A l’approche de l’organisation, par le Gabon, du plus grand événement sportif africain, la Coupe d’Afrique des Nations (CAN), qu’il abritera conjointement avec la Guinée-Equatoriale en 2012, contrairement aux années 70-80, l’implication des opérateurs économiques dans le développement du sport d’une manière générale et du football en particulier, se fait de plus en plus de façon mitigée et sporadique au niveau du Gabon, a constaté GABONEWS.

En effet, dans les années 70 et dans une moindre mesure, à la fin des années 90, le paysage sportif gabonais comptait un certain nombre d’associations, parfois omnisports, essentiellement sponsorisées sinon financées par des entreprises de la place. Petit à petit, certainement pour des raisons économiques, celles-ci se sont retirées poussant à la mort de nombreuses structures sportives.
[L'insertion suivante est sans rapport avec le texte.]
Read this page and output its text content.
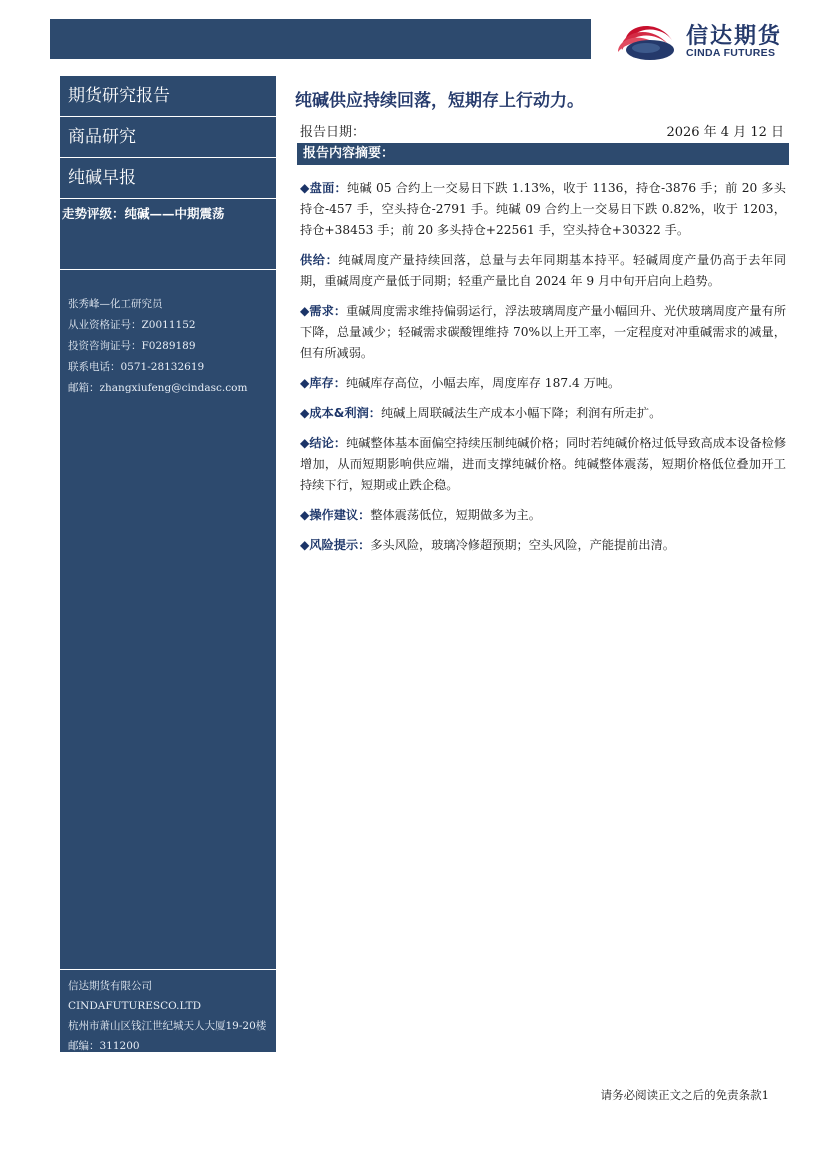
信达期货
CINDA FUTURES
期货研究报告
商品研究
纯碱早报
走势评级：纯碱——中期震荡
张秀峰—化工研究员
从业资格证号：Z0011152
投资咨询证号：F0289189
联系电话：0571-28132619
邮箱：zhangxiufeng@cindasc.com
信达期货有限公司
CINDAFUTURESCO.LTD
杭州市萧山区钱江世纪城天人大厦19-20楼
邮编：311200
纯碱供应持续回落，短期存上行动力。
报告日期：	2026 年 4 月 12 日
报告内容摘要：

◆盘面：纯碱 05 合约上一交易日下跌 1.13%，收于 1136，持仓-3876 手；前 20 多头持仓-457 手，空头持仓-2791 手。纯碱 09 合约上一交易日下跌 0.82%，收于 1203，持仓+38453 手；前 20 多头持仓+22561 手，空头持仓+30322 手。

供给：纯碱周度产量持续回落，总量与去年同期基本持平。轻碱周度产量仍高于去年同期，重碱周度产量低于同期；轻重产量比自 2024 年 9 月中旬开启向上趋势。

◆需求：重碱周度需求维持偏弱运行，浮法玻璃周度产量小幅回升、光伏玻璃周度产量有所下降，总量减少；轻碱需求碳酸锂维持 70%以上开工率，一定程度对冲重碱需求的减量，但有所减弱。

◆库存：纯碱库存高位，小幅去库，周度库存 187.4 万吨。

◆成本&利润：纯碱上周联碱法生产成本小幅下降；利润有所走扩。

◆结论：纯碱整体基本面偏空持续压制纯碱价格；同时若纯碱价格过低导致高成本设备检修增加，从而短期影响供应端，进而支撑纯碱价格。纯碱整体震荡，短期价格低位叠加开工持续下行，短期或止跌企稳。

◆操作建议：整体震荡低位，短期做多为主。

◆风险提示：多头风险，玻璃冷修超预期；空头风险，产能提前出清。

请务必阅读正文之后的免责条款1
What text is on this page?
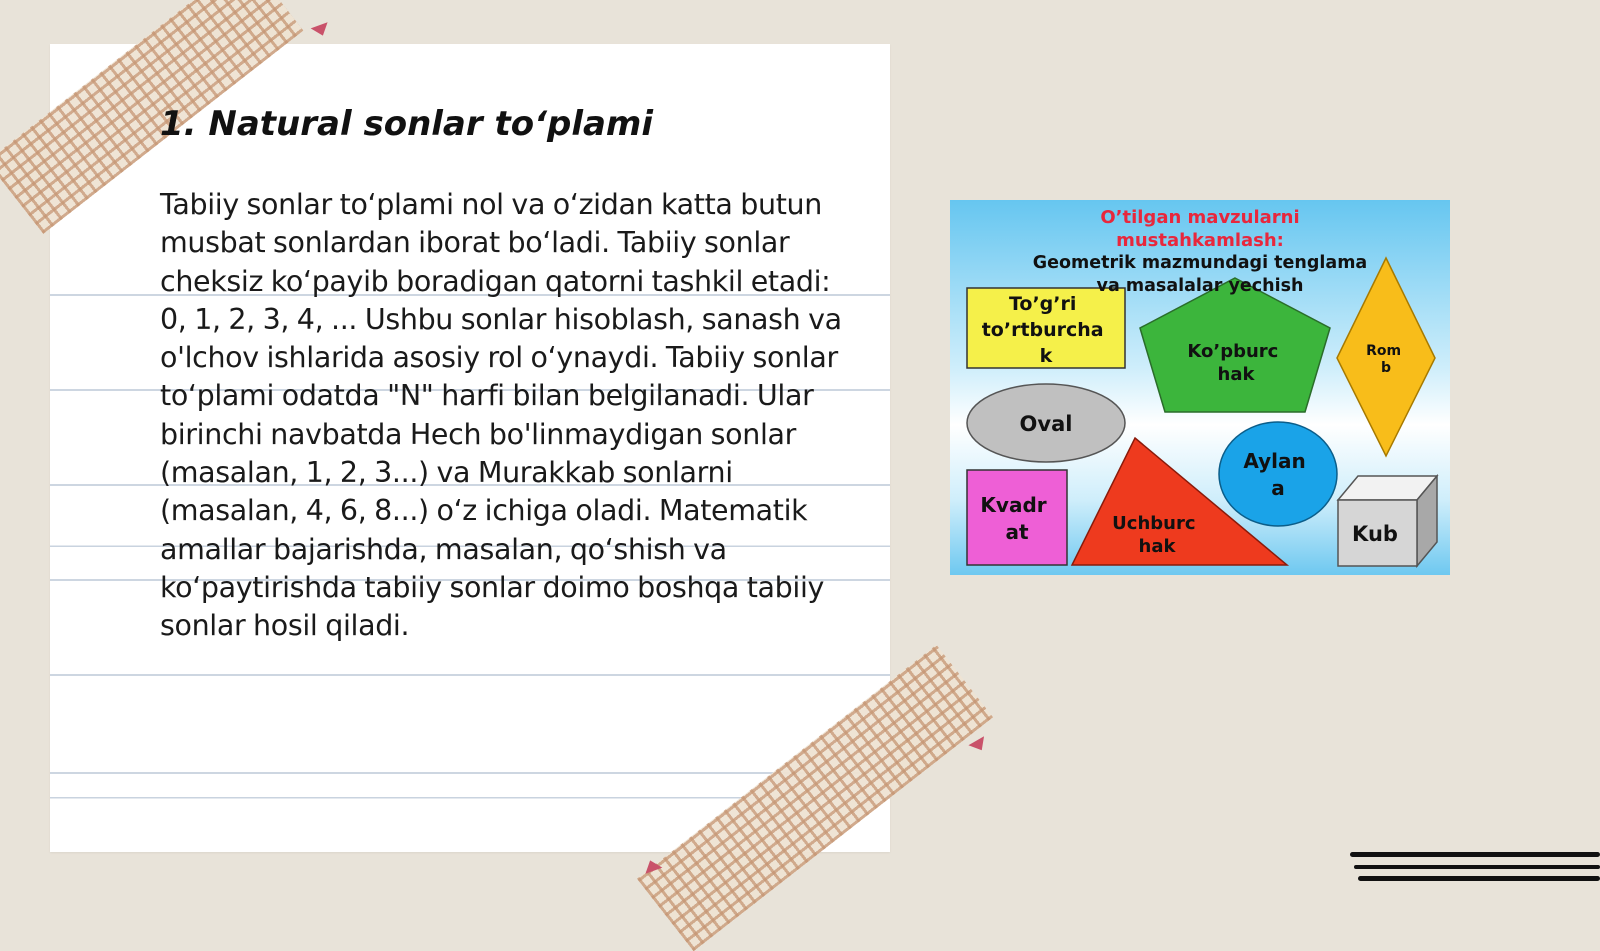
1. Natural sonlar to‘plami

Tabiiy sonlar to‘plami nol va o‘zidan katta butun musbat sonlardan iborat bo‘ladi. Tabiiy sonlar cheksiz ko‘payib boradigan qatorni tashkil etadi: 0, 1, 2, 3, 4, ... Ushbu sonlar hisoblash, sanash va o'lchov ishlarida asosiy rol o‘ynaydi. Tabiiy sonlar to‘plami odatda "N" harfi bilan belgilanadi. Ular birinchi navbatda Hech bo'linmaydigan sonlar (masalan, 1, 2, 3...) va Murakkab sonlarni (masalan, 4, 6, 8...) o‘z ichiga oladi. Matematik amallar bajarishda, masalan, qo‘shish va ko‘paytirishda tabiiy sonlar doimo boshqa tabiiy sonlar hosil qiladi.

To’g’ri to’rtburcha k	Ko’pburc hak
Rom b
Oval
Kvadr at	Uchburc hak
Aylan a
Kub
O’tilgan mavzularni
mustahkamlash:
Geometrik mazmundagi tenglama
va masalalar yechish
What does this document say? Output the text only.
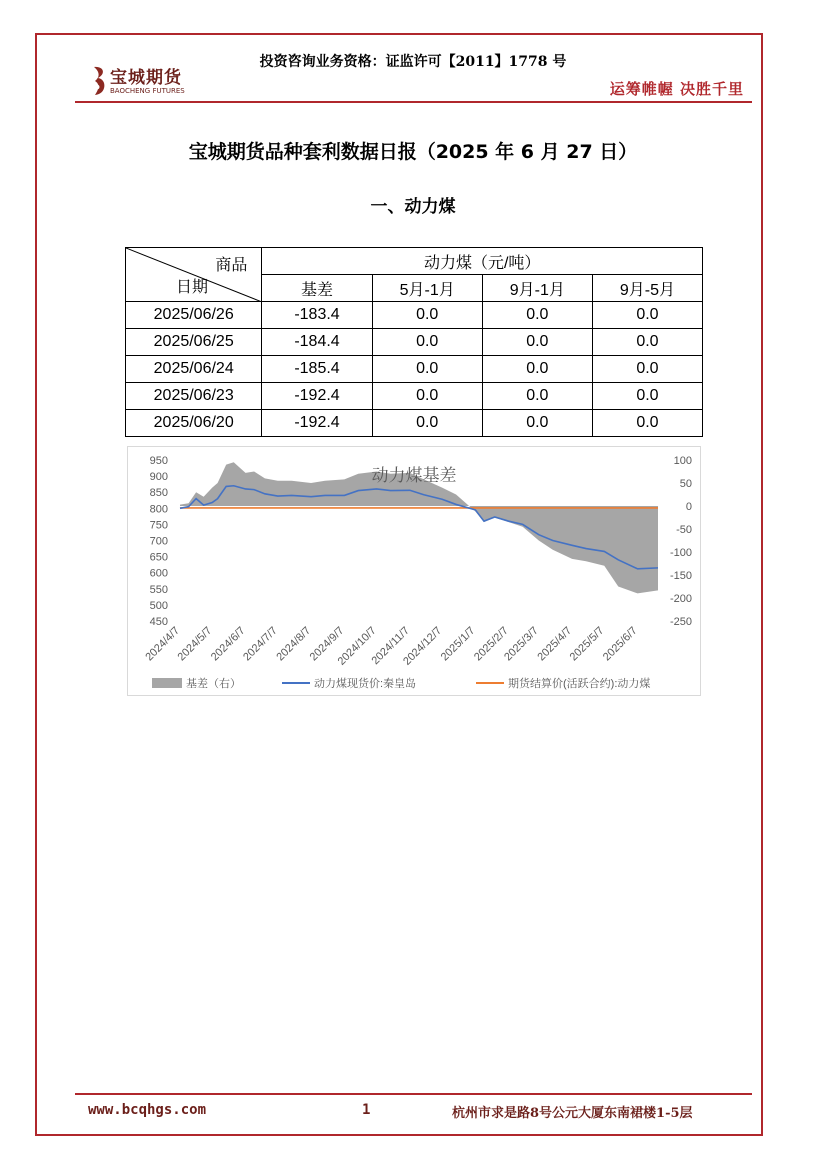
投资咨询业务资格：证监许可【2011】1778 号
宝城期货
BAOCHENG FUTURES	运筹帷幄 决胜千里
宝城期货品种套利数据日报（2025 年 6 月 27 日）
一、动力煤
商品
日期	动力煤（元/吨）			
	基差	5月-1月	9月-1月	9月-5月
2025/06/26	-183.4	0.0	0.0	0.0
2025/06/25	-184.4	0.0	0.0	0.0
2025/06/24	-185.4	0.0	0.0	0.0
2025/06/23	-192.4	0.0	0.0	0.0
2025/06/20	-192.4	0.0	0.0	0.0
950
900
850
800
750
700
650
600
550
500
450
100
50
0
-50
-100
-150
-200
-250
2024/4/7
2024/5/7
2024/6/7
2024/7/7
2024/8/7
2024/9/7
2024/10/7
2024/11/7
2024/12/7
2025/1/7
2025/2/7
2025/3/7
2025/4/7
2025/5/7
2025/6/7
动力煤基差
基差（右）	动力煤现货价:秦皇岛	期货结算价(活跃合约):动力煤
www.bcqhgs.com	1	杭州市求是路8号公元大厦东南裙楼1-5层
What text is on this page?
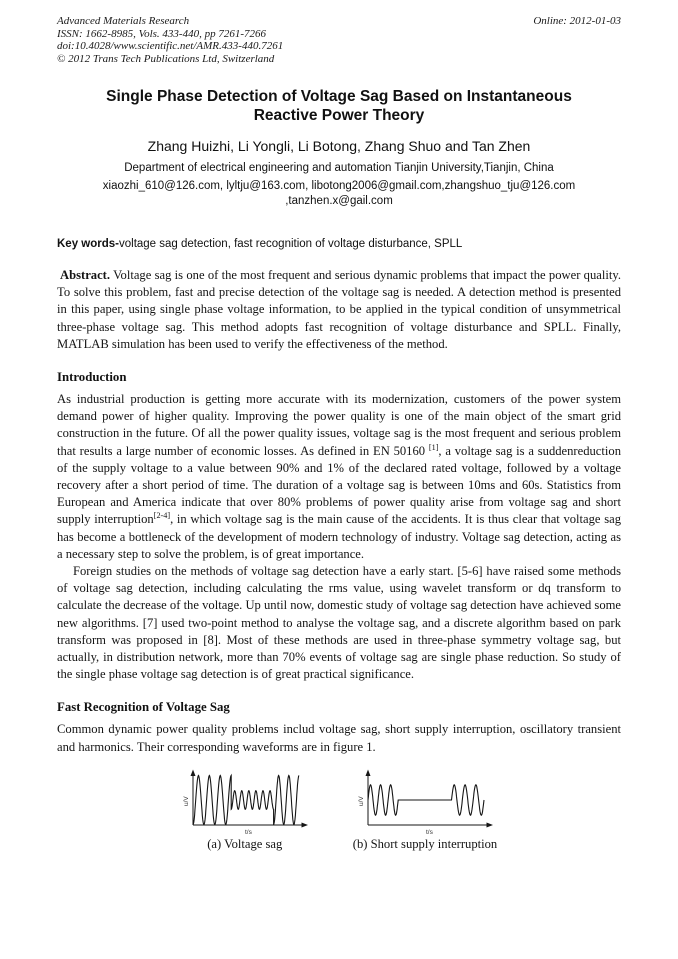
Advanced Materials Research
ISSN: 1662-8985, Vols. 433-440, pp 7261-7266
doi:10.4028/www.scientific.net/AMR.433-440.7261
© 2012 Trans Tech Publications Ltd, Switzerland
Online: 2012-01-03
Single Phase Detection of Voltage Sag Based on Instantaneous
Reactive Power Theory
Zhang Huizhi, Li Yongli, Li Botong, Zhang Shuo and Tan Zhen
Department of electrical engineering and automation Tianjin University,Tianjin, China
xiaozhi_610@126.com, lyltju@163.com, libotong2006@gmail.com,zhangshuo_tju@126.com
,tanzhen.x@gail.com
Key words-voltage sag detection, fast recognition of voltage disturbance, SPLL

Abstract. Voltage sag is one of the most frequent and serious dynamic problems that impact the power quality. To solve this problem, fast and precise detection of the voltage sag is needed. A detection method is presented in this paper, using single phase voltage information, to be applied in the typical condition of unsymmetrical three-phase voltage sag. This method adopts fast recognition of voltage disturbance and SPLL. Finally, MATLAB simulation has been used to verify the effectiveness of the method.

Introduction

As industrial production is getting more accurate with its modernization, customers of the power system demand power of higher quality. Improving the power quality is one of the main object of the smart grid construction in the future. Of all the power quality issues, voltage sag is the most frequent and serious problem that results a large number of economic losses. As defined in EN 50160 [1], a voltage sag is a suddenreduction of the supply voltage to a value between 90% and 1% of the declared rated voltage, followed by a voltage recovery after a short period of time. The duration of a voltage sag is between 10ms and 60s. Statistics from European and America indicate that over 80% problems of power quality arise from voltage sag and short supply interruption[2-4], in which voltage sag is the main cause of the accidents. It is thus clear that voltage sag has become a bottleneck of the development of modern technology of industry. Voltage sag detection, acting as a necessary step to solve the problem, is of great importance.

Foreign studies on the methods of voltage sag detection have a early start. [5-6] have raised some methods of voltage sag detection, including calculating the rms value, using wavelet transform or dq transform to calculate the decrease of the voltage. Up until now, domestic study of voltage sag detection have achieved some new algorithms. [7] used two-point method to analyse the voltage sag, and a discrete algorithm based on park transform was proposed in [8]. Most of these methods are used in three-phase symmetry voltage sag, but actually, in distribution network, more than 70% events of voltage sag are single phase reduction. So study of the single phase voltage sag detection is of great practical significance.

Fast Recognition of Voltage Sag

Common dynamic power quality problems includ voltage sag, short supply interruption, oscillatory transient and harmonics. Their corresponding waveforms are in figure 1.

u/V
t/s
(a) Voltage sag
u/V
t/s
(b) Short supply interruption
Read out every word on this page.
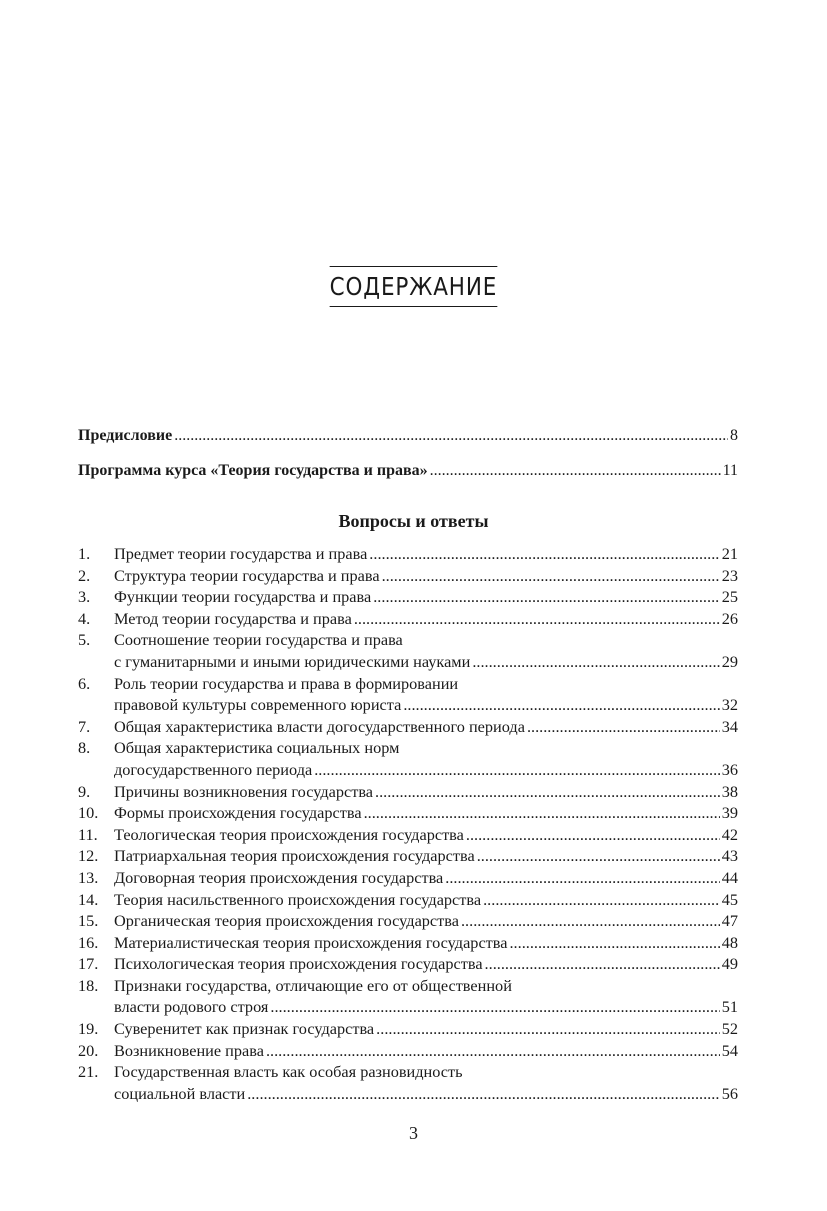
СОДЕРЖАНИЕ
Предисловие .....	8
Программа курса «Теория государства и права» .....	11
Вопросы и ответы
1.	Предмет теории государства и права .....	21
2.	Структура теории государства и права .....	23
3.	Функции теории государства и права .....	25
4.	Метод теории государства и права .....	26
5.	Соотношение теории государства и права
с гуманитарными и иными юридическими науками .....	29
6.	Роль теории государства и права в формировании
правовой культуры современного юриста .....	32
7.	Общая характеристика власти догосударственного периода .....	34
8.	Общая характеристика социальных норм
догосударственного периода .....	36
9.	Причины возникновения государства .....	38
10. Формы происхождения государства .....	39
11. Теологическая теория происхождения государства .....	42
12. Патриархальная теория происхождения государства .....	43
13. Договорная теория происхождения государства .....	44
14. Теория насильственного происхождения государства .....	45
15. Органическая теория происхождения государства .....	47
16. Материалистическая теория происхождения государства .....	48
17. Психологическая теория происхождения государства .....	49
18. Признаки государства, отличающие его от общественной
власти родового строя .....	51
19. Суверенитет как признак государства .....	52
20. Возникновение права .....	54
21. Государственная власть как особая разновидность
социальной власти .....	56
3
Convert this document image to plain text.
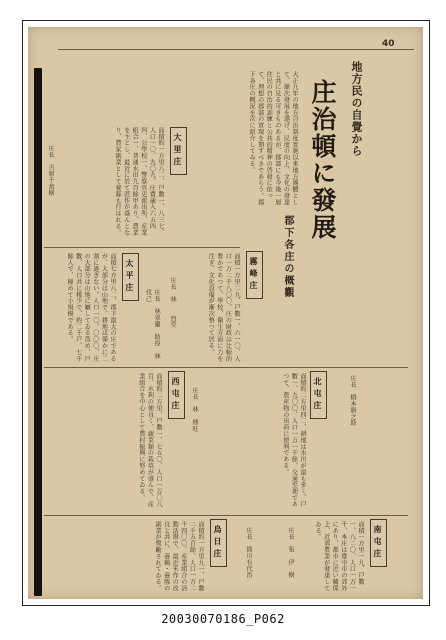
40
地方民の自覺から
庄治頓に發展
郡下各庄の概觀
大正九年の地方自治制度實施以來地方團體として、漸次發展を遂げ、民度の向上、文化の發達と共に見る可きものあるが、郡部にも今後一層住民の自治的訓練と公共的精神の啓發に依って、理想の郡部の實現を期すべきであらう。郡下各庄の概況を次に紹介してみる。
大里庄
面積約一方里八二、戸數一、八三七、人口一〇、九〇九、庄費歳入六五四四、公學校一、警察官吏派出所、産業組合一、普通水田九百餘甲あり、農業を主とし、最近に於て蔗作が盛んとなり、農家副業として養豚も行はれる。
庄長　吉原千萬樹
霧峰庄
面積一方里二九、戸數一、六一〇、人口一万二千八〇〇、庄の財政は比較的豊かであつて、學校、衛生方面に力を注ぎ、文化設備が漸次整つて居る。
庄長　林　　烈堂
太平庄
面積七方里八二、郡下最大の庄であるが、大部分は山地で、耕地は僅かに二割に過ぎない。人口一〇、〇〇〇、庄の大部分は山地に屬してゐる爲め、戸數、人口共に稀少で、約二千戸、七千餘人で、極めて小規模である。	庄長　林翠蘭　助役　林伐己
北屯庄
面積約二方里四二、耕地は水田が最も多く、戸數一、九〇〇、人口一万一千餘、交通至便であつて、農産物の出荷に便利である。	庄長　橋本勝之助
西屯庄
面積約二方里、戸數一、七五〇、人口一万〇八百、水利の便良く、蔬菜類の栽培が盛んで、産業組合を中心として農村振興に努めてゐる。	庄長　林　傳旺
南屯庄
面積一方里一九、戸數一、八二〇、人口一万一千、本庄は臺中市の郊外にあり、都市に近い關係上、近郊農業が發達してゐる。
庄長　張　伊　樹
烏日庄
面積約一方里九一、戸數二千五百餘、人口一万二千四〇〇、産業組合の活動活潑で、最近米作の改良と共に、養鷄・養豚の副業が獎勵されてゐる。	庄長　簡川有代治
20030070186_P062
Ainsi, on avait par exemple pour le compte du championnat national de première division de football, des équipes telles que l’AS Sogara, Petrosport, Shell FC qui s’était mué en Mbelinga FC, Ndella Energie, la Jeunesse Athlétique Club (JAC), le Cercle sportif de Batavéa (CSB), Delta FC…qui, à l’époque, étaient essentiellement soutenues par des entreprises publiques ou privées en exercice dans le pays.

On a également noté que c’est à cette période que les clubs gabonais, particulièrement pour les premiers cités, se sont mieux comportés sur la scène continentale avec notamment la participation en 1986 de l’AS Sogara à une finale de la coupe des coupes d’Afrique.

Cependant, suite la crise économique internationale des années 80 qui a particulièrement secoué les pays africains à l’instar du Gabon, vont cesser de financer les activités sportives. Ce qui va conduire à la disparition de plusieurs associations sportives.

Malgré les exigences actuelles qu’implique le concept d’ « entreprise citoyenne » qui sous-tend qu’en dehors de sa vocation économique, une société doit également se réserver une dimension sociale ou socio-culturellle, les entreprises opérant actuellement au Gabon, contrairement aux années passées, s’investissement très peu dans le développement les activités sportives. Désormais, elles ne trient plus, au volet, que les événements qui leur offrent une véritable et grande tribune publicitaire telle que la Tropicale Amissa Bongo ou, dans la moindre mesure, les compétitions organisées par le groupe MP.

Par conséquent, il y a quelques années, une promue division d’élite, la société qui la finançait en deuxième division s’étant déchargée, avait été obligée de changer de dénomination. D’ailleurs, elle ne tarda pas être reléguée et disparaître par la suite. Du coup, aujourd’hui, sur les douze équipes qui prennent par au championnat national de première division de football, seules trois équipes bénéficient, malgré, bon gré, de l’appui des opérateurs économiques privés.

Ainsi, actuellement, l’Etat qui, outre les subventions allouées aux différentes fédérations, reverse à chaque club de football de première division une allocation annuelle de 50.000.000 francs CFA, est le principal pourvoyeur des fonds pour le développement du sport au Gabon.